"No, no, no!"
That's Helen Greiner, founder and CEO of drone-maker CyPhy Works, pausing mid-bite over her lunch salad to object to my heretical notion that her vision of drones in packs, hovering above suburban soccer fields, sounds like a nightmare. "It's just a video camera that's self-propelled," she says. "You can get the bird's-eye view, the running shot. You can get it from any perspective."
Right. I still don't like it. But who cares what I think? "Things change," Greiner says. The future is nigh and she's driving it. Greiner launched CyPhy in 2008. (She first called it Droid Works but discovered George Lucas already had a claim on that name when he sent her a nastygram.)
Greiner was born in London and grew up on Long Island. She loved Star Wars, which her businessman father took her to see when she was 10 years old. "I've wanted to build R2-D2 ever since. I went to MIT to learn how," she says. MIT didn't really know how, but while there she met another similarly obsessed student, and Rod Brooks, then director of MIT's artificial intelligence laboratory. In 1990 the trio founded iRobot, creator of the Roomba robot vacuum.
That thing scares me, too--an electronic dust-mote eater that roams the house, unattended--but again, I'm irrelevant. Today they're in more than 10 million homes.
Greiner left iRobot in 2008, three years after the IPO. "Rod blames me for squashing the idea of iRobot going into, you know, suspect types of applications"--she means sex robots. Apparently that's a creep-out line even she won't cross. ("What would I tell my mom?") But more than that, Greiner saw the future--and it was airborne.
Remember when, back in December 2013, Jeff Bezos showed off his prototype "octocopter" delivery drone on 60 Minutes? Charlie Rose got so excited he nearly passed out. Greiner, however, was unimpressed, as were all those who'd heard her riff on the concept earlier that summer at TEDx Boston.

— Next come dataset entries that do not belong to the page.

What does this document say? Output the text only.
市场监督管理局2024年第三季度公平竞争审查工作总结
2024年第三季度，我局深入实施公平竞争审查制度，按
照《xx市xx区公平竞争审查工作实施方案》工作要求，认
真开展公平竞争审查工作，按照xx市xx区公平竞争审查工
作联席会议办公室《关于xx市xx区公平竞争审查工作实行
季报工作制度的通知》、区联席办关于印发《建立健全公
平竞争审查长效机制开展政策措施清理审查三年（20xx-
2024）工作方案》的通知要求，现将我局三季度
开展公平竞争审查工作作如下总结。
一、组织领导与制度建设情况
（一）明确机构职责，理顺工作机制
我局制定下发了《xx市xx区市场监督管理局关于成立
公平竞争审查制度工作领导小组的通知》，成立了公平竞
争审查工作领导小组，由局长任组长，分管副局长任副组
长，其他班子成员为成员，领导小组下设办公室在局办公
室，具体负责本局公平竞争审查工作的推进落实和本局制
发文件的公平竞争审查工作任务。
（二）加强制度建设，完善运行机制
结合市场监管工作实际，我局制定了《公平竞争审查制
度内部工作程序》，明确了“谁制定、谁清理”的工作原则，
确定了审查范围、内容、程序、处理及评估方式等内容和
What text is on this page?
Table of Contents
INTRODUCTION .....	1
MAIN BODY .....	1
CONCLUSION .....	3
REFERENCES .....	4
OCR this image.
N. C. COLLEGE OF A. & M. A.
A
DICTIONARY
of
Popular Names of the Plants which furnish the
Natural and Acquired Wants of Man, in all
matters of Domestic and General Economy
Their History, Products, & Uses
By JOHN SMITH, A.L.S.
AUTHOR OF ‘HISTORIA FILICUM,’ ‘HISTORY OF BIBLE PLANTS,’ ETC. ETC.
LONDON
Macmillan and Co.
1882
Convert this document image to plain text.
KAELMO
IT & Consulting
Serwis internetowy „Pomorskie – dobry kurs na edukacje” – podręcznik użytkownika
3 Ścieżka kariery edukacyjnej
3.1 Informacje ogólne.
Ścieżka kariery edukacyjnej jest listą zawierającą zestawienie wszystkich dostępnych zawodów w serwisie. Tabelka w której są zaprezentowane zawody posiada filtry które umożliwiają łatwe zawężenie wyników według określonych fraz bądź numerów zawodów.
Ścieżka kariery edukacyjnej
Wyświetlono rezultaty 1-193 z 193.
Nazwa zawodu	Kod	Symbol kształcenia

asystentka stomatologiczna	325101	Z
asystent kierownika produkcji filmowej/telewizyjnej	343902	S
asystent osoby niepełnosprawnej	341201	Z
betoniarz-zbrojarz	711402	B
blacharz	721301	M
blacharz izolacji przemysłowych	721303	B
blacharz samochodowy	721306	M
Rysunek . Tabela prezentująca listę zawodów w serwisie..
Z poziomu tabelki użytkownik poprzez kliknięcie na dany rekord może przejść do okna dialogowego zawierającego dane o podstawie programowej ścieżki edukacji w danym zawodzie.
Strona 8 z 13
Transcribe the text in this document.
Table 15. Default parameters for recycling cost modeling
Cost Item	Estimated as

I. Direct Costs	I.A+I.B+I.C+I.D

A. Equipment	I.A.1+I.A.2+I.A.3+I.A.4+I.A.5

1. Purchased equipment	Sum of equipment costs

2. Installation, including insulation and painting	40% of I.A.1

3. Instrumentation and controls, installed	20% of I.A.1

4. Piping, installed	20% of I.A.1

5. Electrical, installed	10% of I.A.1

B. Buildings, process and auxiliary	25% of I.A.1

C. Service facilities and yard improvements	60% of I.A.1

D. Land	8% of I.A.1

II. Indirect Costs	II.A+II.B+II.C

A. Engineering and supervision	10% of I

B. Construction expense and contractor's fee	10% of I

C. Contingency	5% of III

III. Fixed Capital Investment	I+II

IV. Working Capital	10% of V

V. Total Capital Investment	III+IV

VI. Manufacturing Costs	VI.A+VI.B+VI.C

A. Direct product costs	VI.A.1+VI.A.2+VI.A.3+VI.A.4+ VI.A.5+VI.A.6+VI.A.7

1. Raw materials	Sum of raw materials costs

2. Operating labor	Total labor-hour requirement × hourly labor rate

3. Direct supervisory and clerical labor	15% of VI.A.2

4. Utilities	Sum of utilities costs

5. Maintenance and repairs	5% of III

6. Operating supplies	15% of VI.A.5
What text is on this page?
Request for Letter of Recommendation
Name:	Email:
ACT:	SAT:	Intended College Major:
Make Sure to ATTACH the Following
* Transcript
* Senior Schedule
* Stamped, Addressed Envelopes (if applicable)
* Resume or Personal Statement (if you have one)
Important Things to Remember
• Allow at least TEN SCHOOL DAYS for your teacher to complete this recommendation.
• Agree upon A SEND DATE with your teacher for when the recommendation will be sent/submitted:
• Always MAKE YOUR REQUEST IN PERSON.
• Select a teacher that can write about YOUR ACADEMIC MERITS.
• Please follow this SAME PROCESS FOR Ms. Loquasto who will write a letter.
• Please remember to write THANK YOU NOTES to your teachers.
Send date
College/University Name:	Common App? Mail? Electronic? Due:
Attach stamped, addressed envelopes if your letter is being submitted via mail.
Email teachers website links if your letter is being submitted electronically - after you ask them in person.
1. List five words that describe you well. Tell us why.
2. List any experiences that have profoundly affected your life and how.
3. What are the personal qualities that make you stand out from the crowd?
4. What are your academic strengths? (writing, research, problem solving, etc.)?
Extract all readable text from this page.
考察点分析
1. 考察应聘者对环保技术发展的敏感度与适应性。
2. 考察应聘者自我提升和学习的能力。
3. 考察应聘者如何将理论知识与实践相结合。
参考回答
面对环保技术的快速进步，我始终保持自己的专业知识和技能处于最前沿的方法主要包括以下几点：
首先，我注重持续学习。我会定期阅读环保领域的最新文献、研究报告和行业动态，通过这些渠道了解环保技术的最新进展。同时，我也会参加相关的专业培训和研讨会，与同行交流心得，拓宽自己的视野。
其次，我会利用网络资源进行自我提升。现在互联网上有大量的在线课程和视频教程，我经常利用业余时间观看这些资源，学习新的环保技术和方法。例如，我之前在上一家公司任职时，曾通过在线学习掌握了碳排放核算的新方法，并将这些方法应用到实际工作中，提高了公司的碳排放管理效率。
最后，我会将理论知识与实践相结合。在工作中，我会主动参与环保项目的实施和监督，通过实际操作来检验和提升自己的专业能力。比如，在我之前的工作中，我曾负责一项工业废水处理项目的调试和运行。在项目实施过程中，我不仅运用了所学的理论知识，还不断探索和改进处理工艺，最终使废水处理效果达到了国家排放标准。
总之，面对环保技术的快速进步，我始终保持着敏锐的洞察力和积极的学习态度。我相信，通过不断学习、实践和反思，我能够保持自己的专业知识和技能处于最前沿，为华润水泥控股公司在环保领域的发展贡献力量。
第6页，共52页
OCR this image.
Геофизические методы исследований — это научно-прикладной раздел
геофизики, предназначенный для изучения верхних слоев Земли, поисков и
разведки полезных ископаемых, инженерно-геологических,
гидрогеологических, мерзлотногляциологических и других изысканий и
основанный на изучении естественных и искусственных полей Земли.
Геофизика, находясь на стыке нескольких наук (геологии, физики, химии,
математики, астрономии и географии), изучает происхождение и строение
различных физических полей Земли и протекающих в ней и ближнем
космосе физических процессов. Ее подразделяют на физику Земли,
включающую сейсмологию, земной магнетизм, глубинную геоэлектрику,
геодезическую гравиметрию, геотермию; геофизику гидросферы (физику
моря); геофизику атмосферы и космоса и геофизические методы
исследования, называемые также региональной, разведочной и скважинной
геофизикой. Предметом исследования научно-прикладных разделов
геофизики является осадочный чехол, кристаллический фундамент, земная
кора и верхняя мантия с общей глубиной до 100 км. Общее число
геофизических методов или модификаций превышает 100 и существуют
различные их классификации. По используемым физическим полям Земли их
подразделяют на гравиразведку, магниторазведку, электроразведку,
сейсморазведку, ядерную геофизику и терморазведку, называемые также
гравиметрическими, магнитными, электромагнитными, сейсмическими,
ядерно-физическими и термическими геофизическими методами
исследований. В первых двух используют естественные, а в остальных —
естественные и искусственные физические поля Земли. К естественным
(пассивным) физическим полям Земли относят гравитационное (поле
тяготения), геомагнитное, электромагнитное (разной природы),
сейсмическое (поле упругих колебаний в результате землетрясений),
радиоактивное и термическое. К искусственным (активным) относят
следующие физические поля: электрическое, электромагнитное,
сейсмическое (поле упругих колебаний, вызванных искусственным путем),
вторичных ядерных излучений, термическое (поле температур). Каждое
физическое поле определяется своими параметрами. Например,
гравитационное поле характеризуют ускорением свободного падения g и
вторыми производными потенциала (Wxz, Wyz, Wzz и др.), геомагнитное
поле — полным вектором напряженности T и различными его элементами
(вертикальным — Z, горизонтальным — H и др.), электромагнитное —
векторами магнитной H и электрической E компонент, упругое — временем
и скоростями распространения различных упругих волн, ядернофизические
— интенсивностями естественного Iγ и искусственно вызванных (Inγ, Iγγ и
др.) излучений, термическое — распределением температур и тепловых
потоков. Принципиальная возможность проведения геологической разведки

But it's coming, Charlie, and sooner than you think--a brave new world of flying robots that will not just terrorize our enemies but also deliver our groceries, fetch the remote, and insure that nothing we humans do, whenever and wherever we do it, goes unrecorded. Cumulative spending on what the industry calls unmanned aerial vehicles (UAVs) is projected to approach a staggering $100 billion over the next 10 years. According to the latest Mattermark report, 105 drone startups have so far raised $367.8 million in funding.
But CyPhy has had a seven-year headstart. While most of that time Greiner has been in R&D mode, she's finally unveiling its mad science: The PARC (persistent aerial reconnaissance and communications) is a tethered, military-grade surveillance drone designed to surpass the 20 minutes of battery power standard for drones. The PocketFlyer, an electronic hummingbird that fits in your pocket (as long as you're wearing cargo pants, like Greiner does), is suitable for indoor reconnaissance flights in live-shooter situations. And the LVL 1 is CyPhy's first foray into the consumer market.
Greiner initially bootstrapped CyPhy, and then raised $13.5 million in venture capital. (She won't disclose revenue.) But now she's applying her experimental whimsy to fundraising: Last spring she launched the LVL 1 with a Kickstarter campaign. It worked, more than tripling the $250,000 goal, while confirming there is a vibrant market for family-friendly drones at a price that Greiner says allows you to "buy without getting permission from your significant other"--around $500. But the way Greiner sees it, we're just at the beginning of the voyeur revolution. "It really is like computers in the late '70s," she says. "Yeah, they work and people are really excited to get them in their homes. But there's so much more they could be doing." Which is precisely my fear.